My Lords, I have received reports about the recent visits of officials of the Soviet Embassy to Derby and Bradford. These visits are a matter of public concern and have caused alarm among the refugees from Eastern Europe living there. I accordingly requested the Soviet Chargé d'Affaires to call, and I have drawn his attention to the highly undesirable nature of these activities. I trust that these representations will be effective.
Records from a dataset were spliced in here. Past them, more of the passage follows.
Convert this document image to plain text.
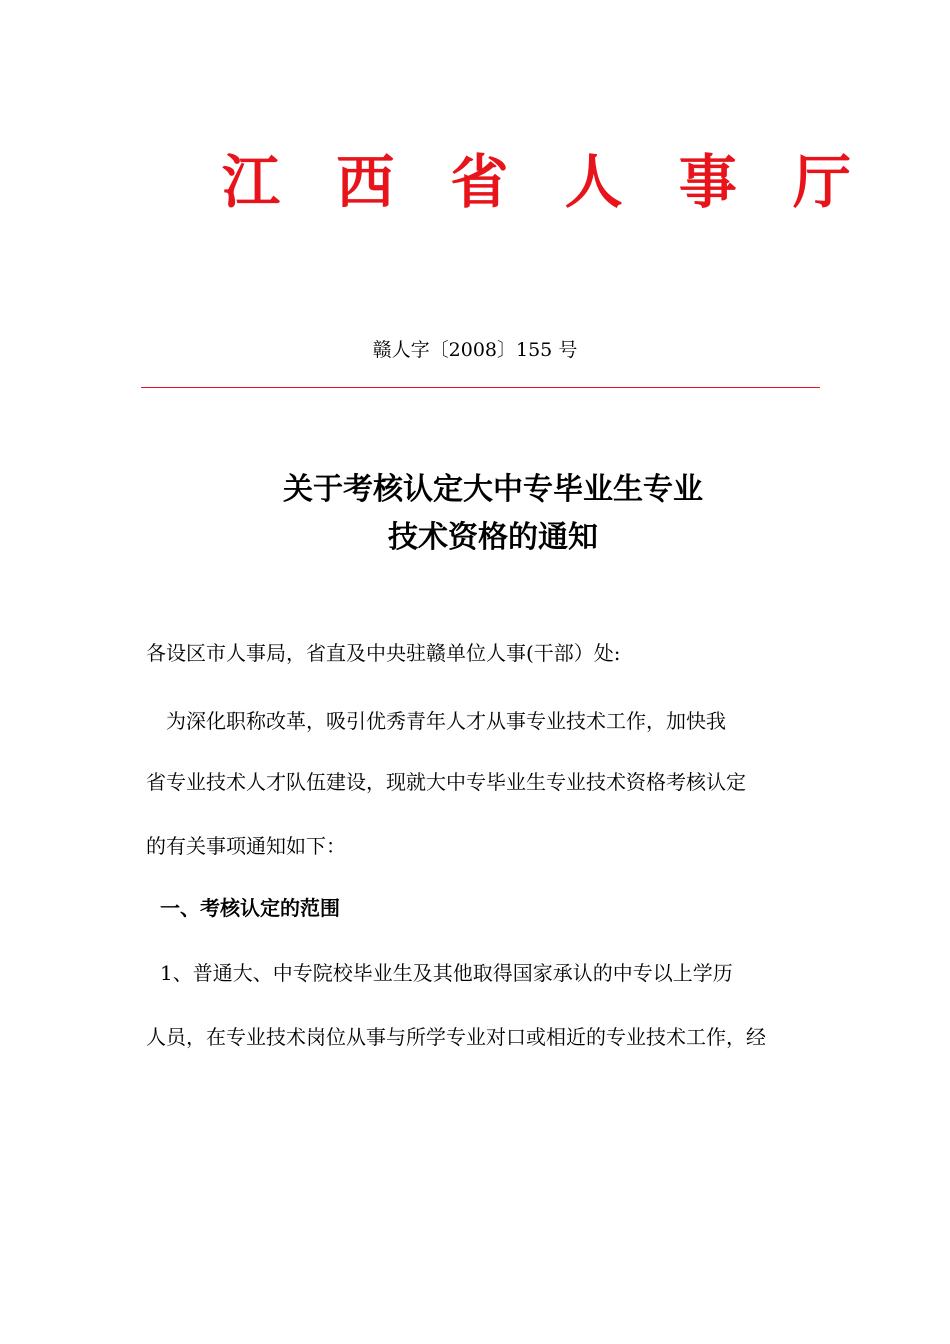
江 西 省 人 事 厅
赣人字〔2008〕155 号
关于考核认定大中专毕业生专业
技术资格的通知
各设区市人事局，省直及中央驻赣单位人事(干部）处:
为深化职称改革，吸引优秀青年人才从事专业技术工作，加快我
省专业技术人才队伍建设，现就大中专毕业生专业技术资格考核认定
的有关事项通知如下：
一、考核认定的范围
1、普通大、中专院校毕业生及其他取得国家承认的中专以上学历
人员，在专业技术岗位从事与所学专业对口或相近的专业技术工作，经
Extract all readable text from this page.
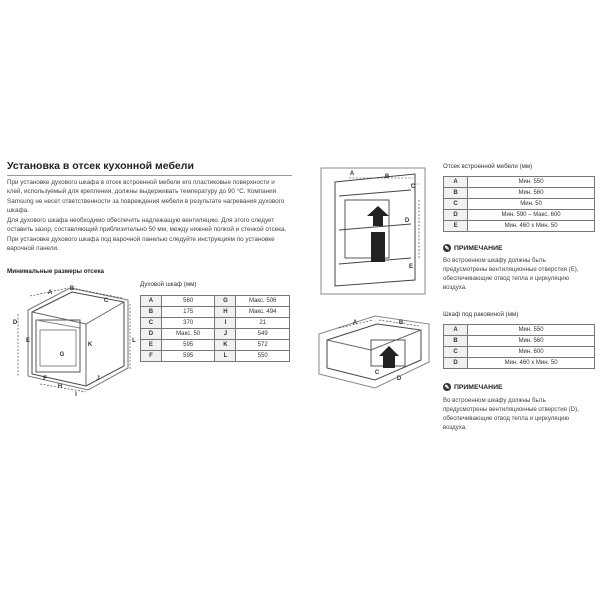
Установка в отсек кухонной мебели
При установке духового шкафа в отсек встроенной мебели его пластиковые поверхности и
клей, используемый для крепления, должны выдерживать температуру до 90 °C. Компания
Samsung не несет ответственности за повреждения мебели в результате нагревания духового
шкафа.
Для духового шкафа необходимо обеспечить надлежащую вентиляцию. Для этого следует
оставить зазор, составляющий приблизительно 50 мм, между нижней полкой и стенкой отсека.
При установке духового шкафа под варочной панелью следуйте инструкциям по установке
варочной панели.
Минимальные размеры отсека
A
B
C
D
E
F
G
H
I
J
K
L
Духовой шкаф (мм)
A	560	G	Макс. 506
B	175	H	Макс. 494
C	370	I	21
D	Макс. 50	J	549
E	595	K	572
F	595	L	550
A	B
C
D
E
Отсек встроенной мебели (мм)
A	Мин. 550
B	Мин. 560
C	Мин. 50
D	Мин. 590 – Макс. 600
E	Мин. 460 x Мин. 50
✎ ПРИМЕЧАНИЕ
Во встроенном шкафу должны быть
предусмотрены вентиляционные отверстия (E),
обеспечивающие отвод тепла и циркуляцию
воздуха.
A	B
C
D
Шкаф под раковиной (мм)
A	Мин. 550
B	Мин. 560
C	Мин. 600
D	Мин. 460 x Мин. 50
✎ ПРИМЕЧАНИЕ
Во встроенном шкафу должны быть
предусмотрены вентиляционные отверстия (D),
обеспечивающие отвод тепла и циркуляцию
воздуха.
The answer I gave in your Lordships' House on July 15 still applies. And I repeat that refugees are in no sense obliged to entertain such approaches, let alone yield to them, and should report to the police any cases in which they consider that improper pressure is being exercised on them. I would also repeat that refugees resident in this country can rest assured that they have the full protection of our courts and that no foreign authority can by arbitrary action force them to leave this country against their will.

LORD VANSITTART

My Lords, when the noble Marquess gave me that assurance about the protection of our courts on July 15, I presumed he realised that such an assurance is quite inoperative when the transgressors are members of a foreign Embassy, because there is no court that has jurisdiction over them. Therefore, in such a case as this the assurance is quite illusory. I should also like to ask the noble Marquess whether he realises that this kind of thing is going on the whole time. I have here in my pocket details of another three or four such cases. The scandal is a very grave one. These people live in considerable apprehension, and I would ask him again whether more effective steps cannot be taken to remedy this situation.

THE MARQUESS OF READING

My Lords, I confess that I had rather hoped the noble Lord would share my view that in the circumstances it would be right and proper, before pursuing the matter further, to see what was the effect of the representations made to the Soviet Chargé d'Affaires. I hope that these representations may not prove wholly ineffective.

LORD VANSITTART

My Lords, I propose to send to the noble Marquess a collection of other cases of intimidation which have taken place in this country since he last gave me that assurance. If there are any further cases after the notice which he served on the Soviet Chargé d'Affaires, I shall be compelled to raise the matter again in a more serious form in your Lordships' House.

THE MARQUESS OF READING

My Lords, the noble Lord must not take it that we do not know of any cases. I have said that we know of these cases, and they are the kind of cases upon which my conversation with the Soviet Chargé d'Affaires was conducted. As regards the rather admonitory remark with which he finished—I was going to say his question, but I think I may say his speech, all I will say is that if he thinks fit to raise this matter, after having seen whether the present representations have any effect, of course, I shall be delighted to discuss the matter with him.

LORD VANSITTART

My Lords, the noble Marquess has not, in any case, answered the second part of my question. May I have an answer to that?

THE MARQUESS OF READING

My Lords, as regards these two individuals, there is at the present moment no evidence on which we could ask for their recall. As regards the question of permits, the noble Lord, if I may say so, is not quite accurate in referring to permits. It is not a question of permits. It is a question of those members of the Soviet Embassy who desire to move outside the twenty-five miles radius notifying the Foreign Office that they desire so to do. That notification does not call for any statement as to the purpose of a particular journey. Before the noble Lord puts a supplementary on that, I would ask him to bear carefully in mind that the regulations which we have made in that regard are similar to the ones which are applicable to the members of our Embassy in Moscow.

LORD VANSITTART

My Lords, is not such a limitation quite ineffective, if a man has only to ask for a permit and can go off and do something highly undesirable, like this episode in Bradford, which does not stand alone—there are heaps going on in other towns?

THE MARQUESS OF READING

My Lords, it is not wholly ineffective, because it enables us to know that the man has gone there.